Welles was making a film decidedly outside the studio system, and it was about people who were also involved in the studio system to varying degrees — even the film’s ostensible protagonist, Jake Hannaford, is an old lion trying to make an experimental film (if the plot synopses online are accurate).

All of this — Welles’s own outsider status, the fringe nature of the production of “The Other Side of the Wind” itself, and the experimental techniques that Welles hoped to bring to this production, indicate that he wanted to make something completely un-Hollywood-like; that is, everything that is the opposite of a movie like “Gone With The Wind.” 

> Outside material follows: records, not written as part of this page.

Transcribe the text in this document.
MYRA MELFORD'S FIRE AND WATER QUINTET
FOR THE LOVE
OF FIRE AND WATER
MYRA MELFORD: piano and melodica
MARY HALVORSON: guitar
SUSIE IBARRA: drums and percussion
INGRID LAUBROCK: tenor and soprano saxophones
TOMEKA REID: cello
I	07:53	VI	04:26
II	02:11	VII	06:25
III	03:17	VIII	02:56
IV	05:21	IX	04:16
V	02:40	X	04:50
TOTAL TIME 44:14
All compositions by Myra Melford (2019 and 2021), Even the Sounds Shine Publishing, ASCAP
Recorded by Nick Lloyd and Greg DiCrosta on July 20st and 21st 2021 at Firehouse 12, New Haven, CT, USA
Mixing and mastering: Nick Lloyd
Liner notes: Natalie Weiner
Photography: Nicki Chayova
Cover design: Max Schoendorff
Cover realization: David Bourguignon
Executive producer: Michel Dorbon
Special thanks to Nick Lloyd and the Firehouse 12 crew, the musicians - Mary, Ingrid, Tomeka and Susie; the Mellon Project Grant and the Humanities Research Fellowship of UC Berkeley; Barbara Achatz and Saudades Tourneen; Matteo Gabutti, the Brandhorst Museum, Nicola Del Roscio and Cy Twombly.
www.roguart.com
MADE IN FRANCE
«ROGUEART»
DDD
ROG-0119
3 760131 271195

GWTW may not be the greatest movie ever made but, as many have said, it is probably the single greatest example of a Hollywood studio picture. GWTW was created by the establishment, produced in luxury with a great deal of money, sparkled with movie stars, built by craftsmen and technicians and which would then be sold to the public by highly paid publicity agents. It is the ne plus ultra of Hollywood films

Welles, with his own movie, was the exact opposite of “Gone With The Wind,” a completely different kind of movie. There was no money, no structure, no schedule. There had been movies made about making movies before “The Other Side Of The Wind,” but they were always about Hollywood movies, not the ones made by the renegades.

Welles, had he gotten his movie finished on time, would have been the first to show the other side of that polished, monied moviemaking process.